Jonathan Cape, August 4, 2011


This was another of our fears: that Life wouldn’t turn out to be like Literature.

Measureless potential beguiles the young, at least for awhile. The novels of our youth, those comforting stories taught for encouragement, do their finest to perpetuate fabled happy endings. Hence, valedictorians at high school graduation ceremonies recite the same old passage about building castles in the air, actually believing in rewarding futures, never detecting the overcrowded real estate above or shrewd foreclosures asunder.

When you’re young—when I was young—you want your emotions to be like the ones you read about in books. You want them to overturn your life, create and define a new reality. Later, I think, you want them to do something milder, something more practical: you want them to support your life as it is and has become. You want them to tell you that things are OK.

Years after tasseled caps tossed at the clouds in celebration rain down, and proceeding middle-aged attempts to kick-start a career outside nondescript office asylums, or following marriages that result in birth but end in divorce, self-congratulation resigns itself to self-delusion.

It strikes me that this may be one of the differences between youth and age: when we are young, we invent different futures for ourselves; when we are old, we invent different pasts for others.

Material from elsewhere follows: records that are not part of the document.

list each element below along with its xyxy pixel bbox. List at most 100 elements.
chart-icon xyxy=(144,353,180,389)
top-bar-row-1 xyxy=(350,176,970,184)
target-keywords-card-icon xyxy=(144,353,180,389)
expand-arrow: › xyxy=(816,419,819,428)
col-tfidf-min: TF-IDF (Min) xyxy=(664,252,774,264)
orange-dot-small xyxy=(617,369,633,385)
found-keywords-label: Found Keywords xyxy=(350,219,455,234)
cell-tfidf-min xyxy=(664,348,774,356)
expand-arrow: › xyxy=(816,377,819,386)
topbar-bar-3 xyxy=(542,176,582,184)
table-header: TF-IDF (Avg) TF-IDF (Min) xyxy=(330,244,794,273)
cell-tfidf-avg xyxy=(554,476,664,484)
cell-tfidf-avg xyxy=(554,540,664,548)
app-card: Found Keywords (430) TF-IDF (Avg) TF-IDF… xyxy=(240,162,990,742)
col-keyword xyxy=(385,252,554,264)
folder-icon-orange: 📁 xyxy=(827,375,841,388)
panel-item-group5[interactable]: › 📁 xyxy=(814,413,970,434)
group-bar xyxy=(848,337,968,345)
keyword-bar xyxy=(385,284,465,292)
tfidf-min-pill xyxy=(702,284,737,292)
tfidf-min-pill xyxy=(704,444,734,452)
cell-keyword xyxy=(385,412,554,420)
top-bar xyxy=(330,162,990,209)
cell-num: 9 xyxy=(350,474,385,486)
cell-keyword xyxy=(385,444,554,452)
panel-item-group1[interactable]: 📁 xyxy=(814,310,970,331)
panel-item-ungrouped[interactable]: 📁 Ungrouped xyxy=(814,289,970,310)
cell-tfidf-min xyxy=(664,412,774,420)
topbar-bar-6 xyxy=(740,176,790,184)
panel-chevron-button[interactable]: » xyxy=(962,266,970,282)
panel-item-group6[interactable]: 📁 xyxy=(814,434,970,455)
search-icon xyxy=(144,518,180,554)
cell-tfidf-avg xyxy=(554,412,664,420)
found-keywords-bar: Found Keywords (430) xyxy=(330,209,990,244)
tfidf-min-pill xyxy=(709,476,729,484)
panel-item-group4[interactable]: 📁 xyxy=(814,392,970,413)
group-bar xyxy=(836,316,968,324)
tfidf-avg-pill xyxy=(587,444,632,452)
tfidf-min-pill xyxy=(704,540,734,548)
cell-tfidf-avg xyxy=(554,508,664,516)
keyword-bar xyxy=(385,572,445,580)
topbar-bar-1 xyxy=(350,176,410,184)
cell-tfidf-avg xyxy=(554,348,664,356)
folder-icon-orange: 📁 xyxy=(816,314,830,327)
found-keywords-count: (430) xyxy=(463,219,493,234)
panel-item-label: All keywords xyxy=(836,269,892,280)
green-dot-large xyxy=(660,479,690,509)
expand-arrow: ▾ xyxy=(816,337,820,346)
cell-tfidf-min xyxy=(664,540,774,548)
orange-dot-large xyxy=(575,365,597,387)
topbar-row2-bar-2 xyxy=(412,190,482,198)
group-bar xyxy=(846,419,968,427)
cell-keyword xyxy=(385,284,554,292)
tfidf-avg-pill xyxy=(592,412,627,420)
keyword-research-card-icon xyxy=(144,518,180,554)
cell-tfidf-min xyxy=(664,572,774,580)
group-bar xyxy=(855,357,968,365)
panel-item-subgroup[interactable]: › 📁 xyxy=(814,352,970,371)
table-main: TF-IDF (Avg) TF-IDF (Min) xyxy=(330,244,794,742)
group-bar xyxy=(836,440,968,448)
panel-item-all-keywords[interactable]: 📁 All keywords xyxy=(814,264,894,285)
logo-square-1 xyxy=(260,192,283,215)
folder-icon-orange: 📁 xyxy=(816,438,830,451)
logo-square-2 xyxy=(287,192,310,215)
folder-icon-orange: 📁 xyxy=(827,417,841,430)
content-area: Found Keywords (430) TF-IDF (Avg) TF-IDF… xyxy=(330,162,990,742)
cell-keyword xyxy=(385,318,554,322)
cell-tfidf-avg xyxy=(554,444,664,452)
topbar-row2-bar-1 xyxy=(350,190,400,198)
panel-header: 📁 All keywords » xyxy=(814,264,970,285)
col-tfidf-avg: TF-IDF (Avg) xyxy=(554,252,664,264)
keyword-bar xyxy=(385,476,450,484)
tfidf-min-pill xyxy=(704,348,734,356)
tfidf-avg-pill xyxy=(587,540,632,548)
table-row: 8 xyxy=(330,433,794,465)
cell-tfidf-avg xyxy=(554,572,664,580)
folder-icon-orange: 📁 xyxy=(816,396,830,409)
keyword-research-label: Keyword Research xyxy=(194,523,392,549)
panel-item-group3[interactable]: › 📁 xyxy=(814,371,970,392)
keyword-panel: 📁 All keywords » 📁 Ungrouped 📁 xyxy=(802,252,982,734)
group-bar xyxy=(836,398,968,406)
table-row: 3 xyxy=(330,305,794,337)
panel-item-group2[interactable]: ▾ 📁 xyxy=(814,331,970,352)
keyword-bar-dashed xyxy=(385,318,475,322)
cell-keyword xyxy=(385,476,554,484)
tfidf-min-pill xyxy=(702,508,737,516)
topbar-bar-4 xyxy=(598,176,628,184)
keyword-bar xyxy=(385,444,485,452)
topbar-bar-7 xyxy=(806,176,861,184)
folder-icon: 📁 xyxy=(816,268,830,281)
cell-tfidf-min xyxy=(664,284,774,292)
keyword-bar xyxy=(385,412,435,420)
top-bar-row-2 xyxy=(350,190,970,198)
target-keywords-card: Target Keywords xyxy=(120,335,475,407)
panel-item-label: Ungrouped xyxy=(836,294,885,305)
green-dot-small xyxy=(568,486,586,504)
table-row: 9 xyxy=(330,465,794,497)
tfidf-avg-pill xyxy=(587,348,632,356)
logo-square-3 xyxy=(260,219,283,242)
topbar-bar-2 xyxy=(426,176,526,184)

For the anointed, amending a disappointing outcome takes little more than a desperate measure of imagination and the grace of failed recollection.

How artful, our Creator, to naturally program memory’s lapse at twilight. Forgetting is the purest means to deal with the emptiness of disappointing evolution. Furthermore, in the absence of external corroboration, we are given an opportunity to stand before bungled choices and spin our biographies anew without judgment.

How often do we tell our own life story? How often do we adjust, embellish, make sly cuts? And the longer life goes on, the fewer are those around to challenge our account, to remind us that our life is not our life, merely the story we have told about our life. Told to others, but—mainly—to ourselves.

Complicating matters nowadays, we resort to untested modern tools in order to revise history. Facebook operates as a public chronicle, retelling our deficiencies the world over. The proliferation of such excruciating triviality fosters civilization into an era of uncharted over-documentation, which will surely turn detrimental. Rearranging the past grows arduous, particularly when proof of failure lasts eternally on computer servers outside one’s ability to edit missteps. Perhaps the next generation will have a better grasp of the pitfalls associated with confronting their elder selves in the face of indisputable cyber evidence, the moment-by-moment postings of pallid existences, which heretofore evaded gross substantiation. One day looking back, the diarists may well wish to draw a blank.

But time … how time first grounds us and then confounds us. We thought we were being mature when we were only being safe. We imagined we were being responsible but were only being cowardly. What we called realism turned out to be a way of avoiding things rather than facing them. Time … give us enough time and our best-supported decisions will seem wobbly, our certainties whimsical.

Technology influences the narrative of our discontent separate the hand of our own manipulation. We no longer litter the sky with castles but engineer unforgiving kingdoms reminding us of regret.

Sometimes I think the purpose of life is to reconcile us to its eventual loss by wearing us down, by proving, however long it takes, that life isn’t all it’s cracked up to be.

But wait. Suggesting to know how things are going to turn out is presumptuous. Conclusions are mysteries difficult to predict. That is the admonition, a step leaning toward finding a purpose. Humans are creatures of ambiguity and forever works-in-progress, striving to define ourselves as best possible, fighting the law of averages, but, most of all, hoping to avoid implication in the truth that lurks as we grow old.

Perhaps character resembles intelligence, except that character peaks a little later: between twenty and thirty, say. And after that, we’re just stuck with what we’ve got. We’re on our own. If so, that would explain a lot of lives, wouldn’t it? And also—if this isn’t too grand a word—our tragedy.